Sir Georg himself performed the Dance Suite in two distinct ways: the version conducted in Budapest during a Chicago Symphony tour in his last years much wilder and atavistic than that for US consumption. Bartók’s fine ear for color imbues the piece with primitive sound: the use of the unpitched bass drum rather than the tuned timpani, for example, giving the rhythmic underscoring a more tribal feel (cf. the same composer’s orchestration of his piano piece Bear Dance). Since the best Bartók that I have heard in recent years was the piano recital of Zoltan Kocsis at the 92nd Street Y, I attended this concert of the Hungarian Philharmonic with Mr. Kocsis as both pianist and conductor with high expectations.
And, miraculously, those expectations were not only fulfilled but surpassed. From the first few measures of Les Preludes, whose heroic quality inspired maestro to dedicate its performance to the victims of the shuttle explosion, it was apparent that this was a superior orchestra: sensuous strings, extremely disciplined and precise winds, lower brass to die for. The shockingly luminescent eloquence of the group (LP collectors will remember them as the Hungarian State Symphony) complimented Kocsis’ stunning traversal of the concerto especially well, this performance, as my companion observed, a Panavision Hollywood-style affair, alternately zooming in on the hands of a Paul Henreid or John Garfield and pulling back to the rapt visages of Bette Davis or Joan Crawford. Kocsis is first and foremost a major concert piano superstar (much to his chagrin) with steely fingers and superbly muscular execution of phrase. The crowd, precluded by the conductor’s dedication from applauding after the first piece, erupted in peals of clapping after this white-hot extravaganza. If one is going to play Liszt, than one might as well go all of the way.
The Bartók was an especially nimble traversal, with truly unique phrasing decisions distinguishing it as an authentically ethnomusicological piece of scholarship. This accenting phenomenon is difficult to communicate in mere words and one really needed to hear the slight pauses and minute accelerations of each section of melodic line to fully appreciate the profundity of this version, but, trust me, this was music making of the highest possible order.

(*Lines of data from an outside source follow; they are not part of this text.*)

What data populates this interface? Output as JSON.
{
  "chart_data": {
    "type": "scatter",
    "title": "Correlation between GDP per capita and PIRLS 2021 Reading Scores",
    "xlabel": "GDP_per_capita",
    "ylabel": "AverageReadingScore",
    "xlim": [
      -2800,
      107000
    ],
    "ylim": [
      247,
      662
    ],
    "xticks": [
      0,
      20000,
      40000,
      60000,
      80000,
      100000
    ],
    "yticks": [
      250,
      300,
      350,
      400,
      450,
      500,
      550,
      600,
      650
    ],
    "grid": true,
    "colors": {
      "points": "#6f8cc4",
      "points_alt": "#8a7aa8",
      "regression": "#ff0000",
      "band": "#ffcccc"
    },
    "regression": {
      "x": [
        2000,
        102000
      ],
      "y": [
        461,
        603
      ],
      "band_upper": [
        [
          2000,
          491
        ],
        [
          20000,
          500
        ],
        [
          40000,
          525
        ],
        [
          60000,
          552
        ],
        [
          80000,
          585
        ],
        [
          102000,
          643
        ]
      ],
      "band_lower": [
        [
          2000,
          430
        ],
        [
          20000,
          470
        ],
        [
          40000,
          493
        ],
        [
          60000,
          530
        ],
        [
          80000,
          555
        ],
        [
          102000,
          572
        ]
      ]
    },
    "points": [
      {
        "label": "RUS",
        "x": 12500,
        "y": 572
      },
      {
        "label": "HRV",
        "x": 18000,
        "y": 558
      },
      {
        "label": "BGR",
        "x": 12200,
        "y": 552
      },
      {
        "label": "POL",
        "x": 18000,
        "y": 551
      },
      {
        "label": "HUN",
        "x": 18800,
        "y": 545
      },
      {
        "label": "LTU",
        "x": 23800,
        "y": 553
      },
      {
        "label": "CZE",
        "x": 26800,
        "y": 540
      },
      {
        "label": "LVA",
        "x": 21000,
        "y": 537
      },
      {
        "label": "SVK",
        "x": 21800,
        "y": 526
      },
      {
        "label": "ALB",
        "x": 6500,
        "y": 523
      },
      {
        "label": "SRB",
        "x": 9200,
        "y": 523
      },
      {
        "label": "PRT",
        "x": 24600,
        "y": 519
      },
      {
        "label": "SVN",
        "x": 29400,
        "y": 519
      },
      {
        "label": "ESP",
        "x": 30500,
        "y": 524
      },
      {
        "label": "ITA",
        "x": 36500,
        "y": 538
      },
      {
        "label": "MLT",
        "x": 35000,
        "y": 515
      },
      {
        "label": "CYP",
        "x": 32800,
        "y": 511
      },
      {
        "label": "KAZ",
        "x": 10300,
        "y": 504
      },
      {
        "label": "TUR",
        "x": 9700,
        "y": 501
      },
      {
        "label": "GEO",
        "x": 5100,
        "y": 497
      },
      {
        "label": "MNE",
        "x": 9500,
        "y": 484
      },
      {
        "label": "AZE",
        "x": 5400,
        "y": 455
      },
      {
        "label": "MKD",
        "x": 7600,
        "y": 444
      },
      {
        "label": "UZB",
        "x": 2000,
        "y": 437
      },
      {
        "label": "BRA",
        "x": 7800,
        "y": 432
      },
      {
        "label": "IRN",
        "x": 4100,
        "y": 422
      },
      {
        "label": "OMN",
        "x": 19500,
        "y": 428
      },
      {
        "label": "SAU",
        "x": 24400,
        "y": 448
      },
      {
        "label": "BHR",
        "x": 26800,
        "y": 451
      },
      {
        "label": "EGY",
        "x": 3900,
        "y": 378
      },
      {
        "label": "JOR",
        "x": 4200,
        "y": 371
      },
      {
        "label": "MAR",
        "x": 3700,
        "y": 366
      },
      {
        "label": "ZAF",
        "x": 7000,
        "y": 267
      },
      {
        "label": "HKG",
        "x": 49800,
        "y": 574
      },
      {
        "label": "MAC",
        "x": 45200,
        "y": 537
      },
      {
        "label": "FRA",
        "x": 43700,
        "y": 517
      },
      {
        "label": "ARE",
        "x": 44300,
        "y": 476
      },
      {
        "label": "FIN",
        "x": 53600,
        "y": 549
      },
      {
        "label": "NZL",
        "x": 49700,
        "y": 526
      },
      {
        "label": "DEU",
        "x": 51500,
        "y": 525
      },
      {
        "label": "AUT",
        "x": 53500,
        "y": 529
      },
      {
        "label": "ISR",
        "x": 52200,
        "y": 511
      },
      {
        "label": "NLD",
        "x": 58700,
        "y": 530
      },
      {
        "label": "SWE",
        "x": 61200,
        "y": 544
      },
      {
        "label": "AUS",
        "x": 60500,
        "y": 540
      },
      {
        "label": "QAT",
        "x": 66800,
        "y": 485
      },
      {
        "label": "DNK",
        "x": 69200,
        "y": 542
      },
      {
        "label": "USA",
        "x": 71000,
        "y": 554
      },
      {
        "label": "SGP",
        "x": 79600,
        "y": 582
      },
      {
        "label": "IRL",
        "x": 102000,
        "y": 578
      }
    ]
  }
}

The piece incorporates dances from many cultures, including Arabian and Turkish (but, unfortunately for the punster, not Apache) and it was fascinating to experience the subtle changes of rhythm, fulfilling, in their shadings, the more normally utilized functions of tonal color, balanced so expertly. Perhaps this is not so surprising, as virtually all of these Hungarian players are graduates of the Liszt Academy, where both Bartók and Kodaly were master teachers, each with his own revolutionary method of pedagogy. Kocsis further impressed by foregoing the big gesture in favor of the more subtle tempo shift, sacrificing momentarily perhaps some of the crowd’s adulation, but knowing that he would be crowned once again with the laurel wreath after his band’s magnificently colorful interpretation of Háry János, complete with verbunkos and a cimbalom player in native costume, a visual reminder of what we were all really doing here in the first place. The playing of the entire ensemble was so expert as to put almost all American orchestras to shame; it seems almost too precious to single out any individuals, but I would be remiss in not mentioning the shimmering solos of flutist Anita Szabó or the burnished, smoky flavors of violist András Rudolf, who seemed to be the spiritual leader of this fabulous troupe.
For encores, Kocsis trotted out, in his own phrase, the “honorary Hungarians” Johannes Brahms (Dance # 10) and Hector Berlioz (what else?). Just when we thought that we couldn’t enjoy this concert any more, the rhythmic handclapping of the large Magyar population in the audience accompanying the Rákóscy March sealed the fate of this afternoon as that of the best musical experience of the season thus far.